Обморок у Лары на этот раз был кратковременным, но её сильно тошнило. Вера Голикова принесла ей оцинкованный тазик и поставила у изголовья кровати.

Не раздеваясь, в сарафане вожатая так и проспала до утреннего подъёма.

Утром, она подошла к Колчину, положив ему руку на плечо, пристально заглядывая, в глаза произнесла: – Отныне и вовеки, пока ты находишься в лагере, будешь под моим строгим наблюдением, а если попробуешь отлучиться, привяжу тебя толстой верёвкой, и буду водить, как бычка, на смех всему миру.

Поверив в серьёзность её намерения, Вовка расширил и так большие свои глаза. Длинные ресницы, и отливающие голубикой красивые зрачки, превращали его в невинного херувима.
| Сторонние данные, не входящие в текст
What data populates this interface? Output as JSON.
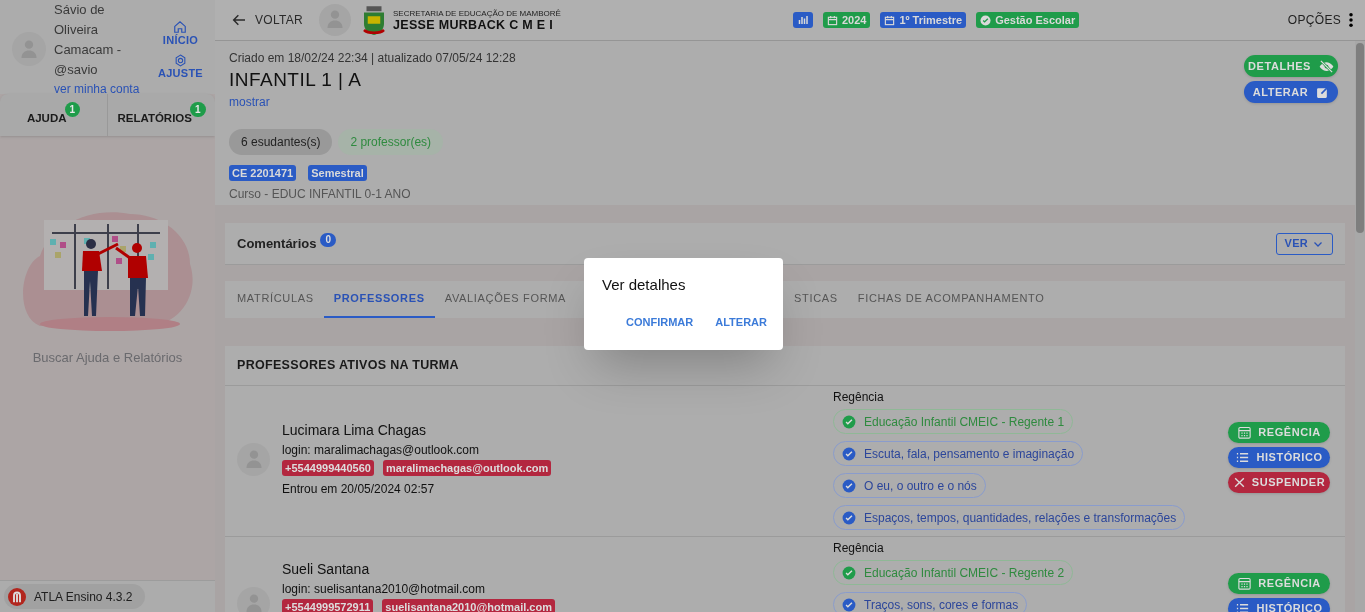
{
  "sidebar": {
    "user_name": "Sávio de Oliveira Camacam - @savio",
    "account_link": "ver minha conta",
    "nav": [
      {
        "kind": "home",
        "label": "INÍCIO"
      },
      {
        "kind": "settings",
        "label": "AJUSTE"
      }
    ],
    "tabs": [
      {
        "label": "AJUDA",
        "badge": "1"
      },
      {
        "label": "RELATÓRIOS",
        "badge": "1"
      }
    ],
    "empty_text": "Buscar Ajuda e Relatórios",
    "version": "ATLA Ensino 4.3.2"
  },
  "header": {
    "back": "VOLTAR",
    "org_subtitle": "SECRETARIA DE EDUCAÇÃO DE MAMBORÊ",
    "org_name": "JESSE MURBACK C M E I",
    "chips": [
      {
        "kind": "chart",
        "color": "#2a5bc5"
      },
      {
        "kind": "calendar",
        "label": "2024",
        "color": "#1f9c4a"
      },
      {
        "kind": "calendar",
        "label": "1º Trimestre",
        "color": "#2a5bc5"
      },
      {
        "kind": "check",
        "label": "Gestão Escolar",
        "color": "#1f9c4a"
      }
    ],
    "options": "OPÇÕES"
  },
  "class_info": {
    "meta": "Criado em 18/02/24 22:34 | atualizado 07/05/24 12:28",
    "title": "INFANTIL 1 | A",
    "show_link": "mostrar",
    "counts": [
      {
        "kind": "students",
        "label": "6 esudantes(s)"
      },
      {
        "kind": "teachers",
        "label": "2 professor(es)"
      }
    ],
    "tags": [
      "CE 2201471",
      "Semestral"
    ],
    "course": "Curso - EDUC INFANTIL 0-1 ANO",
    "buttons": [
      {
        "kind": "details",
        "label": "DETALHES"
      },
      {
        "kind": "edit",
        "label": "ALTERAR"
      }
    ]
  },
  "comments": {
    "label": "Comentários",
    "count": "0",
    "button": "VER"
  },
  "tabs": [
    {
      "label": "MATRÍCULAS",
      "selected": false
    },
    {
      "label": "PROFESSORES",
      "selected": true
    },
    {
      "label": "AVALIAÇÕES FORMA",
      "selected": false
    },
    {
      "label": "STICAS",
      "selected": false
    },
    {
      "label": "FICHAS DE ACOMPANHAMENTO",
      "selected": false
    }
  ],
  "professors": {
    "title": "PROFESSORES ATIVOS NA TURMA",
    "rows": [
      {
        "name": "Lucimara Lima Chagas",
        "login": "login: maralimachagas@outlook.com",
        "phone": "+5544999440560",
        "email": "maralimachagas@outlook.com",
        "entered": "Entrou em 20/05/2024 02:57",
        "section_label": "Regência",
        "subjects": [
          {
            "kind": "main",
            "label": "Educação Infantil CMEIC - Regente 1"
          },
          {
            "kind": "area",
            "label": "Escuta, fala, pensamento e imaginação"
          },
          {
            "kind": "area",
            "label": "O eu, o outro e o nós"
          },
          {
            "kind": "area",
            "label": "Espaços, tempos, quantidades, relações e transformações"
          }
        ],
        "actions": [
          {
            "kind": "regencia",
            "label": "REGÊNCIA"
          },
          {
            "kind": "history",
            "label": "HISTÓRICO"
          },
          {
            "kind": "suspend",
            "label": "SUSPENDER"
          }
        ]
      },
      {
        "name": "Sueli Santana",
        "login": "login: suelisantana2010@hotmail.com",
        "phone": "+5544999572911",
        "email": "suelisantana2010@hotmail.com",
        "section_label": "Regência",
        "subjects": [
          {
            "kind": "main",
            "label": "Educação Infantil CMEIC - Regente 2"
          },
          {
            "kind": "area",
            "label": "Traços, sons, cores e formas"
          }
        ],
        "actions": [
          {
            "kind": "regencia",
            "label": "REGÊNCIA"
          },
          {
            "kind": "history",
            "label": "HISTÓRICO"
          }
        ]
      }
    ]
  },
  "dialog": {
    "title": "Ver detalhes",
    "buttons": [
      "CONFIRMAR",
      "ALTERAR"
    ]
  }
}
– А, я Лара не виноват, что вы забрались в мой шкаф. И ужей я наловил в школу для зооуголка. Вы простите меня, пожалуйста, откуда мне было знать, что вы испугаетесь этих червяков? Я, сам очень сильно за вас напугался.

Оправдательная речь Володи и проникающее в душу извинение, смягчили вожатую.

– А зачем в чемодан положил мне этих тварей?

– Я их не закладывал, они сами, наверное, заползли.

Он понял, что Санька перепутал кровати и, естественно, чемоданы.

– Ну да, и чемодан самостоятельно открыли, – съязвила вожатая. – Ладно, иди, стройся на завтрак, и после столовой от меня ни на шаг. Поверю тебе в последний раз.

В столовой к столу, где сидел Володя, подошли ребята из старшего первого отряда Женька Карасев и Федя Моисеев он же Вахлак. Оба они жили в одном доме с Вовкой и окончили по девять классов, а Вовка только в седьмой перешёл. Федя Моисеев являлся племянником бывшего Кума зоны. Во дворе за картавость Федю называли либо Ажан, либо Моня, – эта кличка у них передавалась из рода в род. Но за глаза он для всех был Вахлаком.